6. Die Kosten des Verfahrens vor Verwaltungsgericht von CHF 800.00 werden dem vorliegenden Verfahrensausgang entsprechend dem Beschwerdeführer auferlegt, sind aber zufolge Bewilligung der unentgeltlichen Rechtspflege durch den Kanton Solothurn zu übernehmen. Vorbehalten bleibt der Rückforderungsanspruch des Staates während zehn Jahren, sobald der Beschwerdeführer zur Nachzahlung in der Lage ist (§ 76 Abs. 4 des Verwaltungsrechtspflegegesetzes [VRG, BGS 124.11] i.V.m. Art. 123 der Schweizerischen Zivilprozessordnung [ZPO, SR 272]).
7. Der unentgeltliche Rechtsbeistand, Rechtsanwalt Simon Bloch, macht mit Eingabe vom 30. Mai 2025 einen Aufwand von total CHF 8.17 Stunden geltend. Die Stunde ist indessen bei unentgeltlicher Rechtspflege mit CHF 190.00 zu entschädigen (§ 160 Abs. 3 des Gebührentarifs [GT, BGS 615.11] i.V.m. Beschluss der Gerichtsverwaltungskommission betreffend Festlegung Stundenansätze nach § 156 und 160 GT vom 19. Dezember 2022). Die geltend gemachte Aufwendung von insgesamt sechs Stunden für das Aktenstudium sowie der Beschwerdeschrift ist angesichts der nicht umfangreichen Aktenlage sowie im Vergleich zu ähnlich gelagerten Fällen erhöht und entsprechend auf vier Stunden zu kürzen. Die Position vom 28. Mai 2025 stellt Kanzleiaufwand dar und kann entsprechend nicht vergütet werden. Die Entschädigung von Rechtsanwalt Simon Bloch beläuft sich demnach auf CHF 1'281.60 (5.92 Stunden x CHF 190.00 plus Auslagen CHF 60.80 plus 8.1 % MWST), zahlbar durch den Staat. Vorbehalten bleiben auch hier der Rückforderungsanspruch des Staates während zehn Jahren, sowie der Nachzahlungsanspruch des unentgeltlichen Rechtsbeistandes von CHF 384.00 (Differenz zum Stundenansatz von CHF 250.00, inkl. MwSt.), beides, sobald der Beschwerdeführer zur Nachzahlung in der Lage ist (vgl. Art. 123 ZPO).
Demnach wird erkannt:
1. Die Beschwerde wird abgewiesen.
2. Die Kosten des Verfahrens vor Verwaltungsgericht von CHF 800.00 werden A.___ auferlegt, sind aber zufolge Bewilligung der unentgeltlichen Rechtspflege durch den Kanton Solothurn zu übernehmen.
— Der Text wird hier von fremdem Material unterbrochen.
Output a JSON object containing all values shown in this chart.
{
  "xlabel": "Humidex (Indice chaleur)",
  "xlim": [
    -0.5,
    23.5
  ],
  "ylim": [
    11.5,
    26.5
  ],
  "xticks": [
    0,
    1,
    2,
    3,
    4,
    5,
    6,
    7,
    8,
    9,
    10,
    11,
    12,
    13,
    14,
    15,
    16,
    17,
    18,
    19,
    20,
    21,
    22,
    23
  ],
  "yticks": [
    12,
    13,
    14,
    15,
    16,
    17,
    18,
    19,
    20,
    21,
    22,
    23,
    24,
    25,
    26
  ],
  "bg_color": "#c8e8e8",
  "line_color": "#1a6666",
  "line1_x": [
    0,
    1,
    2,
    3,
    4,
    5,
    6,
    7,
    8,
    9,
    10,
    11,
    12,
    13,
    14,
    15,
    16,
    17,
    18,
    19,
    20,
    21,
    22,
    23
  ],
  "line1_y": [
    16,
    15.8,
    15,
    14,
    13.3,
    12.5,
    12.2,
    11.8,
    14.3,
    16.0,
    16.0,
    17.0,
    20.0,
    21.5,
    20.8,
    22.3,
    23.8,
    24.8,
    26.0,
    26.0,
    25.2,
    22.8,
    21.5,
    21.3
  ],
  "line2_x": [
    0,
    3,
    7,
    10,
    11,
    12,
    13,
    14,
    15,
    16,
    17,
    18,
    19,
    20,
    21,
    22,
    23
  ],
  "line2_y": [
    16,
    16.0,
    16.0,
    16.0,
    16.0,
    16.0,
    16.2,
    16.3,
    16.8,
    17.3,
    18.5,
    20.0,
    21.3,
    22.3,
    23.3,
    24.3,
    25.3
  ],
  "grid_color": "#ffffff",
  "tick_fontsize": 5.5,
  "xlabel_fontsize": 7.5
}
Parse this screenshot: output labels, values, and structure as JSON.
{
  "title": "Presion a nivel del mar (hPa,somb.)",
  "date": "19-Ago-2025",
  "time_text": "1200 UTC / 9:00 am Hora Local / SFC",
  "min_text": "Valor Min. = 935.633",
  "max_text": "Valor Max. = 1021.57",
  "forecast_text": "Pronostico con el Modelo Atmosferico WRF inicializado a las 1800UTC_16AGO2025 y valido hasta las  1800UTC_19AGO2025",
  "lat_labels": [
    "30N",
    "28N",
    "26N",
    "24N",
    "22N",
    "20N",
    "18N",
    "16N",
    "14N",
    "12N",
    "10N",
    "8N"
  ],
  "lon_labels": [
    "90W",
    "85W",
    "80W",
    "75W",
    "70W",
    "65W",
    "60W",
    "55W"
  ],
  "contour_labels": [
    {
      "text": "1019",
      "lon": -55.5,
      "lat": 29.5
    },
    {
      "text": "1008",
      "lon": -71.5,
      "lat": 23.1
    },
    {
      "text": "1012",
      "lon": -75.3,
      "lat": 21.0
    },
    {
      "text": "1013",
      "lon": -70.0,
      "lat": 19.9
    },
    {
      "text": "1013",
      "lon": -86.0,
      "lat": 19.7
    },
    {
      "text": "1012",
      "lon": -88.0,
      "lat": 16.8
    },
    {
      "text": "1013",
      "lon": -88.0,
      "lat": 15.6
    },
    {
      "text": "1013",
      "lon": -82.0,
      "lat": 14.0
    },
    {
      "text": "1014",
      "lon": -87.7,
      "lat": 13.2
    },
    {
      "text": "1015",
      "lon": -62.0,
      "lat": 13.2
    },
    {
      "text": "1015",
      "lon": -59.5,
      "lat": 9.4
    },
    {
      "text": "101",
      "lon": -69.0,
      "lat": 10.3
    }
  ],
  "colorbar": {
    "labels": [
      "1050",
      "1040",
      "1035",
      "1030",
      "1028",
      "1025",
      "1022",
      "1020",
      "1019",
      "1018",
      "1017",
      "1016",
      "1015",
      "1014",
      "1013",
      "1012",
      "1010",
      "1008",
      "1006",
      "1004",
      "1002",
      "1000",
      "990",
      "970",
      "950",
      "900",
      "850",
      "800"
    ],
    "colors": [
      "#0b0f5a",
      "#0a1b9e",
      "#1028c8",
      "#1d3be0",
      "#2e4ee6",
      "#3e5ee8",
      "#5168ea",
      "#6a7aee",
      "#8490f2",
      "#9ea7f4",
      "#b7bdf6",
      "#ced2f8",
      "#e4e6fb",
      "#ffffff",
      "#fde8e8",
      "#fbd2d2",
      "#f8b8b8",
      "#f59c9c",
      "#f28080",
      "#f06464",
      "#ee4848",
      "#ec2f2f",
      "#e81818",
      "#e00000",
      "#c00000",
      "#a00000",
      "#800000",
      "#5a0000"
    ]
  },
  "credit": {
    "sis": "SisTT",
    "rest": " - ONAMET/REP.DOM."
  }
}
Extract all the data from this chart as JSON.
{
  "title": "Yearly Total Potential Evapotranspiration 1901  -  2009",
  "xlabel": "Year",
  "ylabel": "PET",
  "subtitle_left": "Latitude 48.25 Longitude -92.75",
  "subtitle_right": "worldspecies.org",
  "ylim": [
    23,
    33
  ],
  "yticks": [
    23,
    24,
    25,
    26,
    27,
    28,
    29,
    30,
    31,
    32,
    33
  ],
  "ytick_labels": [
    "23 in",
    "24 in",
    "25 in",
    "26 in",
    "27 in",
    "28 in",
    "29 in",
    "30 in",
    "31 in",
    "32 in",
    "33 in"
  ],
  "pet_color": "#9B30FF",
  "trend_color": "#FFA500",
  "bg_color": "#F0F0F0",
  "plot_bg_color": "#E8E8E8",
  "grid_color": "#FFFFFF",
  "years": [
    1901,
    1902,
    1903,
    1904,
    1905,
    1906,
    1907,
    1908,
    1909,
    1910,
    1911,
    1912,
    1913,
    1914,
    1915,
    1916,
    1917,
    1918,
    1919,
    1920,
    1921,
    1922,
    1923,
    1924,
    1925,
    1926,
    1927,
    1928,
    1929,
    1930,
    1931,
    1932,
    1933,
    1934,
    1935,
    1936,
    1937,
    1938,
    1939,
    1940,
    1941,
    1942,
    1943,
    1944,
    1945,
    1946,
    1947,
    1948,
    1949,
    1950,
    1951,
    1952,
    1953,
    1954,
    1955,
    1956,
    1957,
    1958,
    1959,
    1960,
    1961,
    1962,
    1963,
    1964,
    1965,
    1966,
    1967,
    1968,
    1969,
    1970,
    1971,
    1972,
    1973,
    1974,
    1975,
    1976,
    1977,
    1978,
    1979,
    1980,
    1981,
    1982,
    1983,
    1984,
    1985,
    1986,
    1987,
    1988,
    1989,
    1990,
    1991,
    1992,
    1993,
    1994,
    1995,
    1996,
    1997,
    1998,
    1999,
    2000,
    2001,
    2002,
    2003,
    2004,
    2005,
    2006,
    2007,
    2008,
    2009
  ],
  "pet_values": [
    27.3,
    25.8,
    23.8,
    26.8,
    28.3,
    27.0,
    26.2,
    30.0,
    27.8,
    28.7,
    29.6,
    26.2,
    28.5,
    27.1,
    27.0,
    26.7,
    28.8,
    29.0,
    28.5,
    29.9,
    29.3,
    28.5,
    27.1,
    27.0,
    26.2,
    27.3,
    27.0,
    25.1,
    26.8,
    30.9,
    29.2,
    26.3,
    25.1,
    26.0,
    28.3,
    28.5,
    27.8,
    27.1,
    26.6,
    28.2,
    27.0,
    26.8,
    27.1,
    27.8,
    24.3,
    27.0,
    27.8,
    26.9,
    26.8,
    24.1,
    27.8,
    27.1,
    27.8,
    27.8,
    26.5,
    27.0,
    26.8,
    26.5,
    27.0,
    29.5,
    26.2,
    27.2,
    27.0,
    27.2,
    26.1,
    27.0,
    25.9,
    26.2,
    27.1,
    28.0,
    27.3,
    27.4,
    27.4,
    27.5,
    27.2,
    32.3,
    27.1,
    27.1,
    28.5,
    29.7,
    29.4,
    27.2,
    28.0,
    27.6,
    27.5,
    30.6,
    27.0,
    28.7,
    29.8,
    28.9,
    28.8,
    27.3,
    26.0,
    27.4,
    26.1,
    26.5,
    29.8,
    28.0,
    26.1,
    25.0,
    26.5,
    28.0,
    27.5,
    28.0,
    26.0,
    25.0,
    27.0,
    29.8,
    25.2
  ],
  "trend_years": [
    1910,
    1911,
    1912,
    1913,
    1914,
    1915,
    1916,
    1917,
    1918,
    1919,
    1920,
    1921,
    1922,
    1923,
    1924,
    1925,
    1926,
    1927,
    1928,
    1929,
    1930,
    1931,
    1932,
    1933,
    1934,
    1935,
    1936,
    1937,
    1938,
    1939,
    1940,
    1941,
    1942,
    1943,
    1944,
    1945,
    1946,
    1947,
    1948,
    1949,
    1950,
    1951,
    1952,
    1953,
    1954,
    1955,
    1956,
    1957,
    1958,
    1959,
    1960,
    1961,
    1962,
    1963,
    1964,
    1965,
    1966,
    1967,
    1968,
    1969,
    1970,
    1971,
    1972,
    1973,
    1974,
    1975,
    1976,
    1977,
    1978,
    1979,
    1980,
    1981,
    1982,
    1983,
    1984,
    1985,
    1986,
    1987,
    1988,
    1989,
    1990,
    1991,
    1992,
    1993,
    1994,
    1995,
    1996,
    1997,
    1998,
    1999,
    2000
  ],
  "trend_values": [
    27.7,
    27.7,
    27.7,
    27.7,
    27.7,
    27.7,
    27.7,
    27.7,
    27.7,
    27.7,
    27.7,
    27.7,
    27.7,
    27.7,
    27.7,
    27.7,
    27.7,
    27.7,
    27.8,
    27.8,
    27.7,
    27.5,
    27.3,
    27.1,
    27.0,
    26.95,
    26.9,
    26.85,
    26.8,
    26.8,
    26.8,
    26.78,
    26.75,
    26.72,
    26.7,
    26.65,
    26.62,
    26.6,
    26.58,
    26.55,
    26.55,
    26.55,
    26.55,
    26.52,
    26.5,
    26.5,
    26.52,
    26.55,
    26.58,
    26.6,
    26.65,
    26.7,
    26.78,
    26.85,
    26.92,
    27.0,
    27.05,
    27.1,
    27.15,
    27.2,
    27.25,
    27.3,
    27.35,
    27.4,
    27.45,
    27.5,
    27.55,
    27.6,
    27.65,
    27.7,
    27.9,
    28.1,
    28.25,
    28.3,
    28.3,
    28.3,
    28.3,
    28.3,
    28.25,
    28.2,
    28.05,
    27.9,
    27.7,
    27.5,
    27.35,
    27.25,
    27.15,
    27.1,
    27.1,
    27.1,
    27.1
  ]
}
Vorbehalten bleibt der Rückforderungsanspruch des Staates während zehn Jahren, sobald A.___ dazu in der Lage ist.
3. Die Entschädigung des unentgeltlichen Rechtsbeistandes, Rechtsanwalt Simon Bloch, wird auf CHF 1'281.60 (inkl. Auslagen und MwSt.) festgesetzt und ist zufolge unentgeltlicher Rechtspflege vom Staat Solothurn zu bezahlen; vorbehalten bleibt der Rückforderungsanspruch des Staates während zehn Jahren sowie der Nachzahlungsanspruch des unentgeltlichen Rechtsbeistandes im Umfang von CHF 384.00, sobald A.___ zur Nachzahlung in der Lage ist.
Rechtsmittel: Gegen diesen Entscheid kann innert 30 Tagen seit Eröffnung des begründeten Urteils beim Bundesgericht Beschwerde in Strafsachen eingereicht werden (Adresse: 1000 Lausanne 14). Die Frist wird durch rechtzeitige Aufgabe bei der Schweizerischen Post gewahrt. Die Frist ist nicht erstreckbar. Die Beschwerdeschrift hat die Begehren, deren Begründung mit Angabe der Beweismittel und die Unterschrift des Beschwerdeführers oder seines Vertreters zu enthalten. Für die weiteren Voraussetzungen sind die Bestimmungen des Bundesgerichtsgesetzes massgeblich.